Audio Processing Overview

Deeptrain's audio processing module bridges the gap between acoustic data and Large Language Models. It allows AI agents to "hear" and understand spoken content, environmental sounds, or recorded meetings by converting audio into high-fidelity text transcriptions and searchable vector embeddings.

By leveraging the Transcribe API, you can feed raw audio data into your RAG (Retrieval-Augmented Generation) pipeline, enabling agents to answer questions based on podcasts, lectures, or voice memos.

Supported Audio Formats

Deeptrain supports a wide range of standard audio formats, including:

Lossless: .wav, .flac
Lossy: .mp3, .m4a, .aac, .ogg

The Transcribe API

The Transcribe API is the primary interface for converting audio signals into actionable text data. It handles noise reduction, speaker diarization, and timestamping to ensure the resulting text is contextually rich for LLM consumption.

Usage Example

from deeptrain import AudioProcessor

# Initialize the processor
audio_tool = AudioProcessor(api_key="your_api_key")

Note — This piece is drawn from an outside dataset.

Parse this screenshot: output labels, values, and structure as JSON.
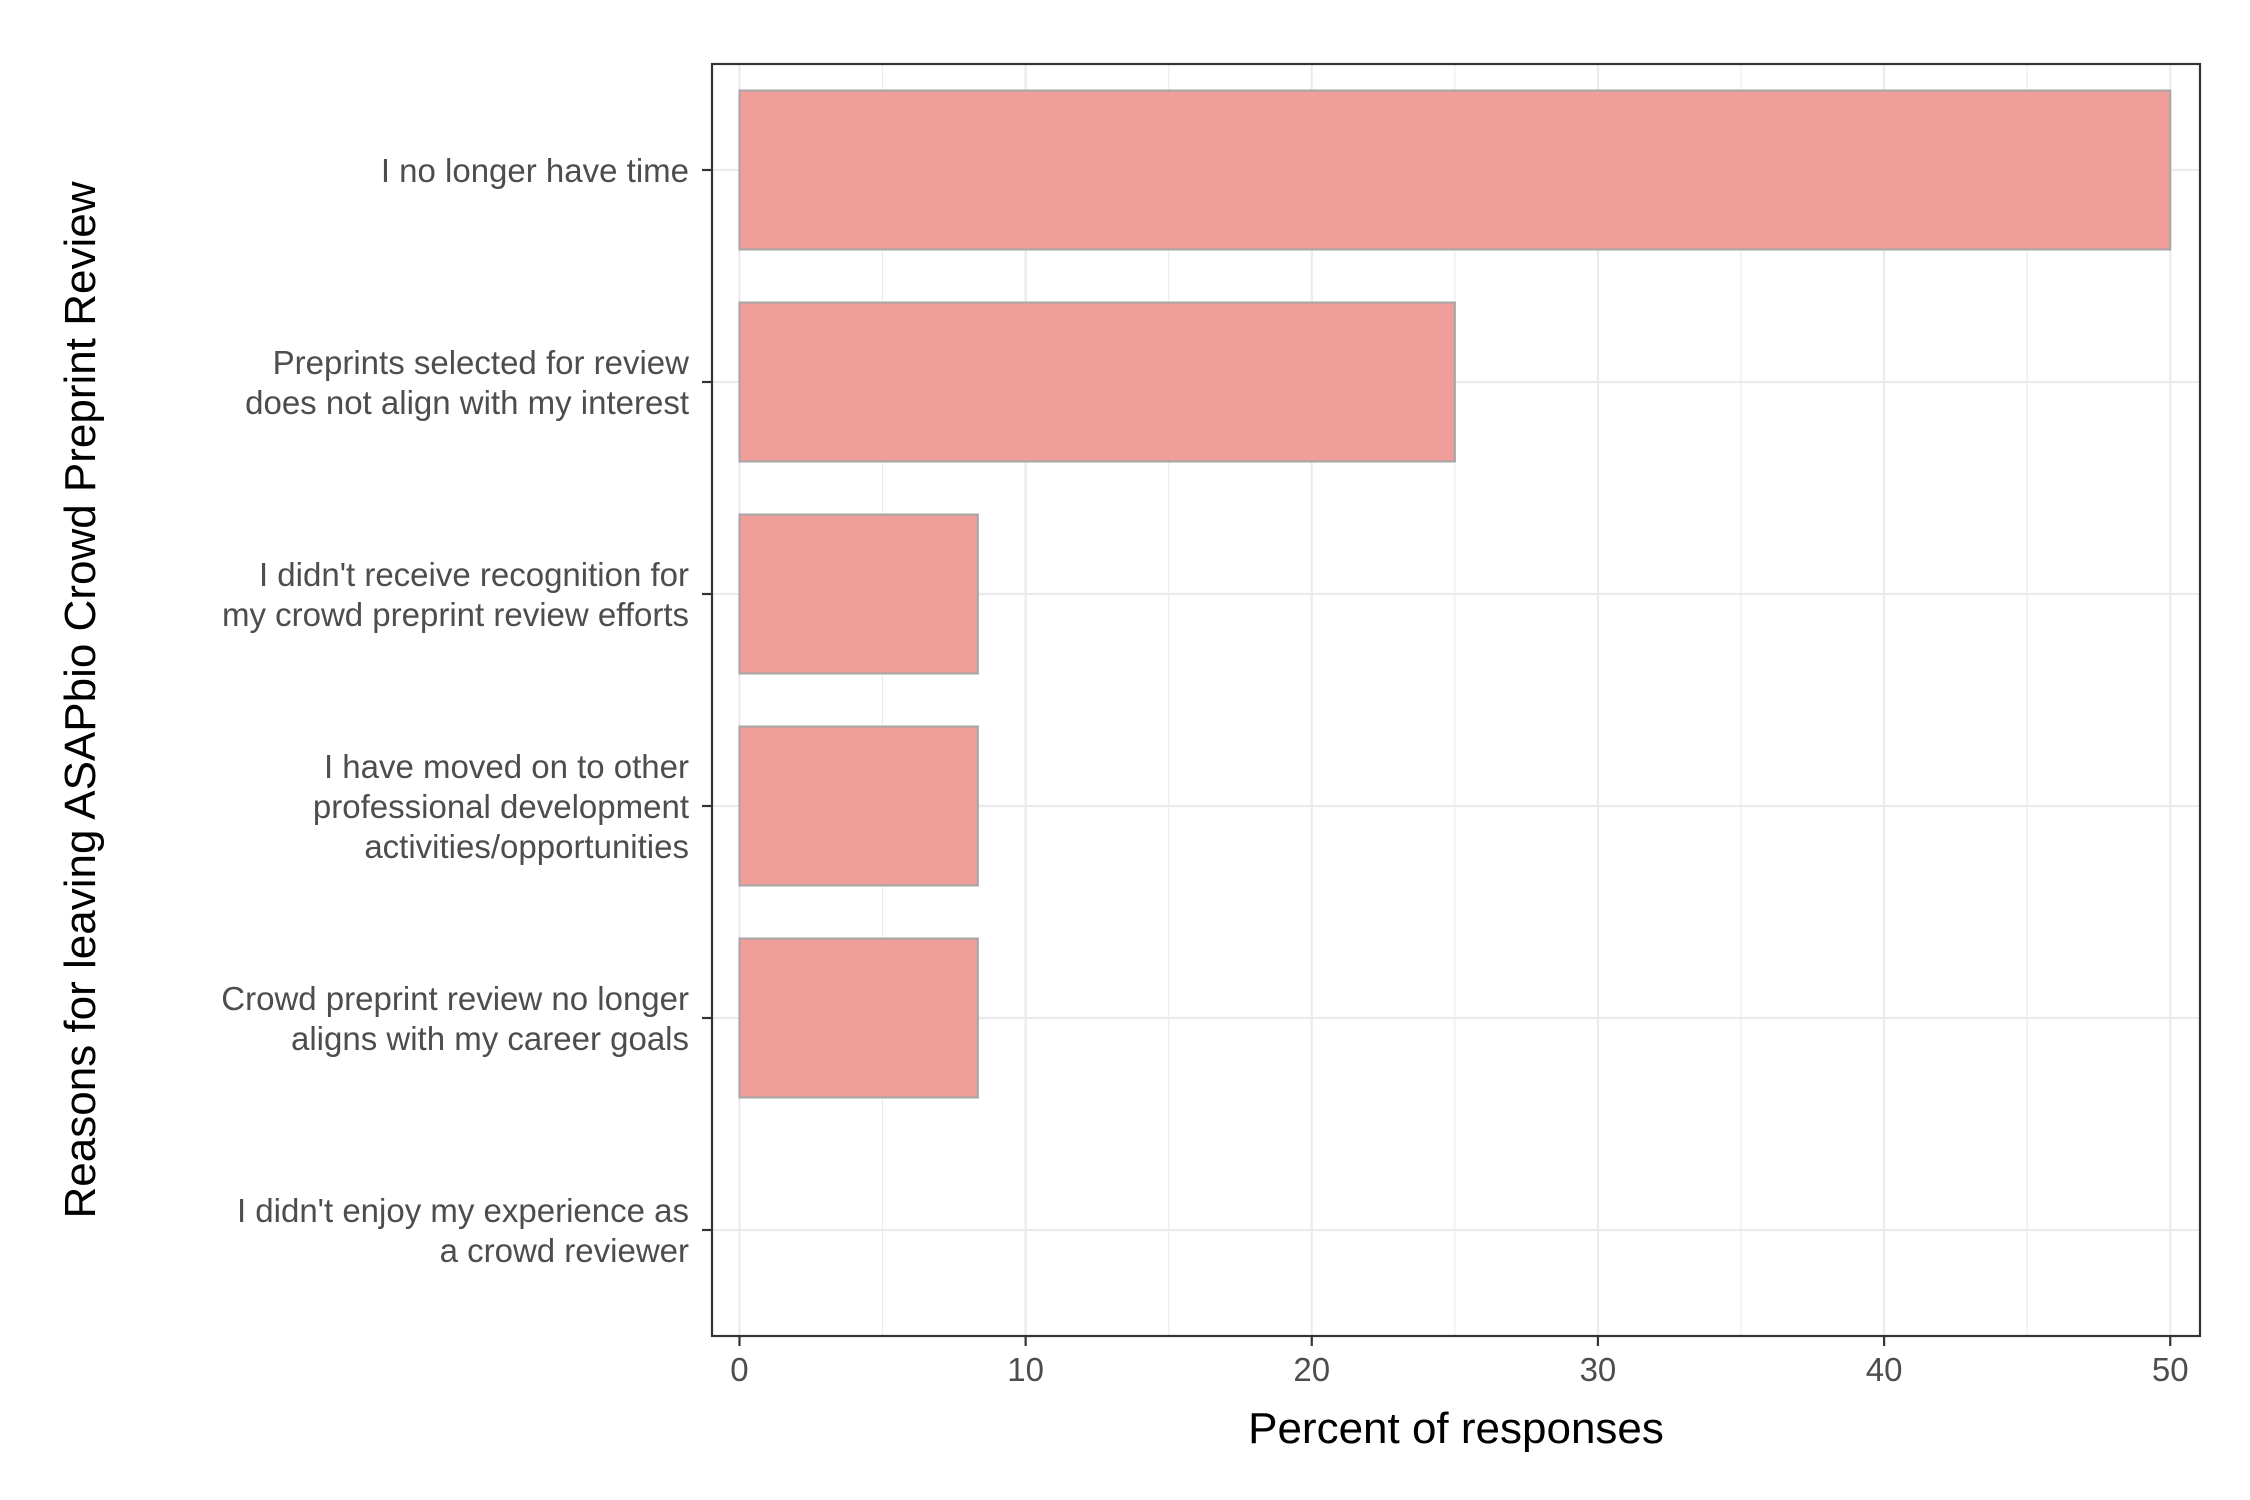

# Transcribe a local file or a remote URL
result = audio_tool.transcribe(
    source="path/to/meeting_record.mp3",
    language="en",
    diarization=True
)

print(f"Transcription: {result['text']}")
print(f"Speakers identified: {result['speaker_count']}")

API Reference

Returns: A TranscriptionResult object containing the full text, metadata, and optional speaker segments.

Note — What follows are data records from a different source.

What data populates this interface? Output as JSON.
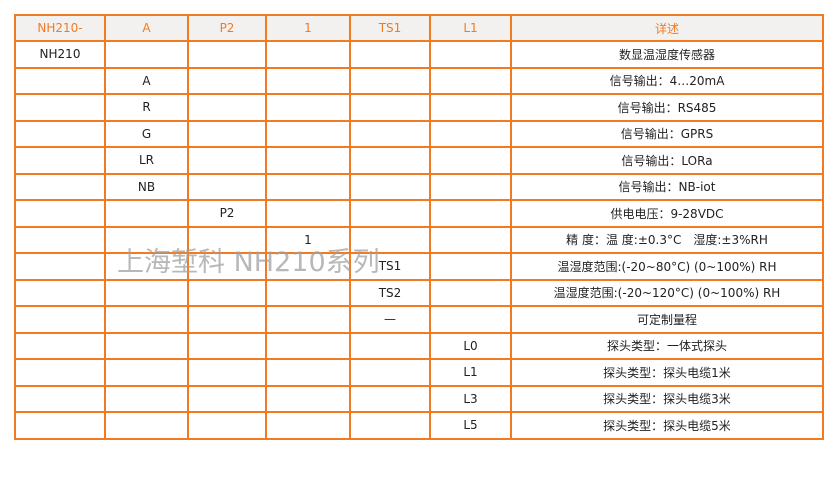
{
  "headers": [
    "NH210-",
    "A",
    "P2",
    "1",
    "TS1",
    "L1",
    "详述"
  ],
  "rows": [
    [
      "NH210",
      "",
      "",
      "",
      "",
      "",
      "数显温湿度传感器"
    ],
    [
      "",
      "A",
      "",
      "",
      "",
      "",
      "信号输出：4…20mA"
    ],
    [
      "",
      "R",
      "",
      "",
      "",
      "",
      "信号输出：RS485"
    ],
    [
      "",
      "G",
      "",
      "",
      "",
      "",
      "信号输出：GPRS"
    ],
    [
      "",
      "LR",
      "",
      "",
      "",
      "",
      "信号输出：LORa"
    ],
    [
      "",
      "NB",
      "",
      "",
      "",
      "",
      "信号输出：NB-iot"
    ],
    [
      "",
      "",
      "P2",
      "",
      "",
      "",
      "供电电压：9-28VDC"
    ],
    [
      "",
      "",
      "",
      "1",
      "",
      "",
      "精 度：温 度:±0.3°C　湿度:±3%RH"
    ],
    [
      "",
      "",
      "",
      "",
      "TS1",
      "",
      "温湿度范围:(-20~80°C) (0~100%) RH"
    ],
    [
      "",
      "",
      "",
      "",
      "TS2",
      "",
      "温湿度范围:(-20~120°C) (0~100%) RH"
    ],
    [
      "",
      "",
      "",
      "",
      "—",
      "",
      "可定制量程"
    ],
    [
      "",
      "",
      "",
      "",
      "",
      "L0",
      "探头类型：一体式探头"
    ],
    [
      "",
      "",
      "",
      "",
      "",
      "L1",
      "探头类型：探头电缆1米"
    ],
    [
      "",
      "",
      "",
      "",
      "",
      "L3",
      "探头类型：探头电缆3米"
    ],
    [
      "",
      "",
      "",
      "",
      "",
      "L5",
      "探头类型：探头电缆5米"
    ]
  ],
  "watermark": "上海堑科 NH210系列",
  "colors": {
    "border": "#f47a20",
    "header_bg": "#f3f1ef"
  }
}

Integrating Audio into AI Memory

Beyond simple transcription, Deeptrain allows you to index audio content directly into your localized embedding database. This enables your AI agent to perform semantic searches across hours of audio data without needing to re-process the files.

Vectorizing Audio Content

from deeptrain import MultiModalConnector

connector = MultiModalConnector()

# Process audio and store in the localized embedding database
connector.ingest_audio(
    file_path="podcasts/episode_01.wav",
    metadata={"category": "education", "id": 101}
)

# Query the audio content using natural language
response = connector.query("What was discussed regarding transformer architectures in the podcast?")

Key Capabilities

Model-Agnostic Integration: Use the transcribed output with any of the 200+ supported LLMs, including GPT-4, Claude, or Llama 3.
Context Extension: Circumvent context window limits by storing transcribed audio in a vector store and retrieving only the relevant snippets during inference.
Live Stream Processing: (Internal) Deeptrain utilizes an internal buffering mechanism to handle long-form audio streams, ensuring memory efficiency during transcription of large files.

Configuration

To optimize audio processing, you can configure the following global settings in your config.yaml or environment variables:

AUDIO_CHUNK_SIZE: Determines the segment length for processing large files (default: 30s).
SAMPLING_RATE: Sets the target frequency for audio normalization (default: 16000Hz).
ENABLE_NOISE_CANCELLATION: Boolean flag to toggle pre-processing filters for clearer transcriptions.